The appetite for athletic footwear goes all the way to the top, with U.K. Prime Minister Rishi Sunak recently making headlines in his Adidas Sambas. According to our Spring U.S. Consumer Footwear Survey, conducted in partnership with Footwear Distributors & Retailers of America (FDRA), the athletic sector is the only shoe segment projected to see an increase in spending for the spring and summer period this year—albeit a modest 2% growth. Overall, footwear spending projects to be flat in months to come, and certain segments such as work shoes and fashion / dress shoes expect heavy declines of 21% and 19%, respectively.

While the economy has improved from this time last year, inflation remains elevated, and consumers are still feeling the budgetary pressure. They report buying shoes more frequently, but 42% of survey respondents are more likely this year to search for coupons or wait for a sale compared to 2023.

This price-conscious method allows consumers to still prioritize their favorite brands. Only 7% of respondents said they would purchase a similar model—or “dupe”—of a shoe they like instead of the original, a clear indicator that brand preference plays a leading role in the footwear industry. This is especially true of the athletic segment, where 61% of respondents plan to shop for athletic shoes in branded online stores and 57% in branded brick-and-mortar stores, compared to 49% and 40% of consumers respectively for non-athletic shoes.

Our survey unlocked several key insights the footwear industry can implement to meet consumer needs across categories, which will prove critical to take more share given the muted spend projections. Companies should prioritize the following tactics to boost traffic and increase sales this spring, summer, and beyond:

Leverage technology to improve planning and allocation accuracy

Customers cannot buy what you do not have. When consumers can’t get their preferred brand or size in-store or through fast shipping, the sale is often lost—60% abandon purchases due to stock issues, the highest reason outside of price concerns.

Upgrading planning and allocation activities is crucial to ensure customers can get the product they want when they want it, and new AI capabilities can help. Utilizing AI allows companies to optimize inventory at individual stores, as well as across brick-and-mortar operations and e-commerce offerings, by constantly monitoring stock levels to reduce out-of-stock moments and limit excess inventory. Investments in AI won’t only improve forecasting, planning, and allocation, but will pay off more than ever given the opportunity to directly improve conversion.   

Companies that have seamless omni-channel integration will benefit the most from these enhancements, as they’ll be able to streamline inventory optimization across channels and expedite time to results.

Make the most of purchase events through add-ons

Our findings show that when retailers do get shoppers in the door (online or B&M), they need to make the most of purchase events—and add-on purchases provide a strong opportunity to do so. 
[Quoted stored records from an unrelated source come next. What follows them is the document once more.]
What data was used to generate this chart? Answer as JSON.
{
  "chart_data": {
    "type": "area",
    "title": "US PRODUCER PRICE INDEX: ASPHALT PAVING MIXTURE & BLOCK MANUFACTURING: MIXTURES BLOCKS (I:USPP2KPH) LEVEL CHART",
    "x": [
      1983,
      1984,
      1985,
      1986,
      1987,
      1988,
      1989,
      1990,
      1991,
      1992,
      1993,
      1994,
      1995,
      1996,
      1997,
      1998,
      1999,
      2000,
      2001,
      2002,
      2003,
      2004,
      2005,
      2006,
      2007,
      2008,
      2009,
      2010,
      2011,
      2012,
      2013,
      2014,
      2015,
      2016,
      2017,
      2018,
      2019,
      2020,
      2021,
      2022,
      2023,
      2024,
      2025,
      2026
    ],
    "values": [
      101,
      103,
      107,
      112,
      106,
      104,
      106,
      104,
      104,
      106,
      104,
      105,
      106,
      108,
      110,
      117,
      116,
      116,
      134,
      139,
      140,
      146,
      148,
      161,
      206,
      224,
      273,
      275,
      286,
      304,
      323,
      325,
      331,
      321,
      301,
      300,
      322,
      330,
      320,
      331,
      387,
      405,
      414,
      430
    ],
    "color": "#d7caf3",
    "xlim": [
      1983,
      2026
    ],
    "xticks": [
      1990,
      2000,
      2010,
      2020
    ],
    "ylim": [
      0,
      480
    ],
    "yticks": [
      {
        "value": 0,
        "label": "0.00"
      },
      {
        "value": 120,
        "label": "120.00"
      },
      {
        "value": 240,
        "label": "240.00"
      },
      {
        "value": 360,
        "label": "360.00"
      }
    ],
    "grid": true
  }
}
More than 70% of consumers indicated that they intend on buying additional items when purchasing footwear. While socks and fashion shoelaces make for easy add-ons—47% and 25% of respondents respectively plan to purchase each alongside shoes—companies can offer more to appeal to consumers open to larger baskets. Accessories, tights, and arch support also appeal to shoppers, as at least 18% of respondents plan to augment footwear purchases with each option.

It’s critical to have a structured plan and set of integrated activities in place that boost basket-building behavior. This can include introducing improved product recommendation engines rooted in machine learning and customer segmentation, developing promotional strategies for add-on products, and performance incentives for associates that can build add-on sales. 

Reassess packaging to reduce and reallocate costs

Less than half of consumers believe a box and extra laces are important items; these have little-to-no impact on purchase decisions. As such, companies should reduce both the complexity of their packaging design and the quantity—and even quality—of materials used. Coupling these changes with sustainability initiatives—for instance, switching to 100% recycled materials or removing box paper and shoe stuffing—can both lower costs and create goodwill with consumers that increasingly factor environmental impact into purchase decisions. 

By limiting these extras or eliminating them altogether, companies free up extra resources they can invest into marketing plans, technology enhancements, or shipping improvements. This last point provides an especially strong opportunity for the industry, as footwear consumers have higher expectations around ship time for free shipping compared to the rest of the retail market. On average, they are two points more likely to expect a package within two days and four points more likely to expect their shoes to arrive within three days. 15% expect next-day delivery for footwear, while only 3% of companies in the market currently target this level of service. With increased budget, more companies can revamp service offerings to meet consumer expectations. 

Fiscally conscious consumers may wait for the best deal to snag their next pair of sneakers, but that doesn’t mean they’ll eschew their favorite brand. More than ever, retailers must optimize inventory to ensure brands and sizes are in-stock both in store and online; otherwise, they risk consumers walking.  Brands trying to leverage this brand preference to increase their DTC penetration must truly develop retail expertise on par with—or better than—their best wholesale customers in order to scale this channel profitably.

Those that nail the above, while maximizing purchase events and spreading budget to best meet consumer needs, will leap ahead of the competition in the seasons to come. Start today—tailor your strategy one foot at a time.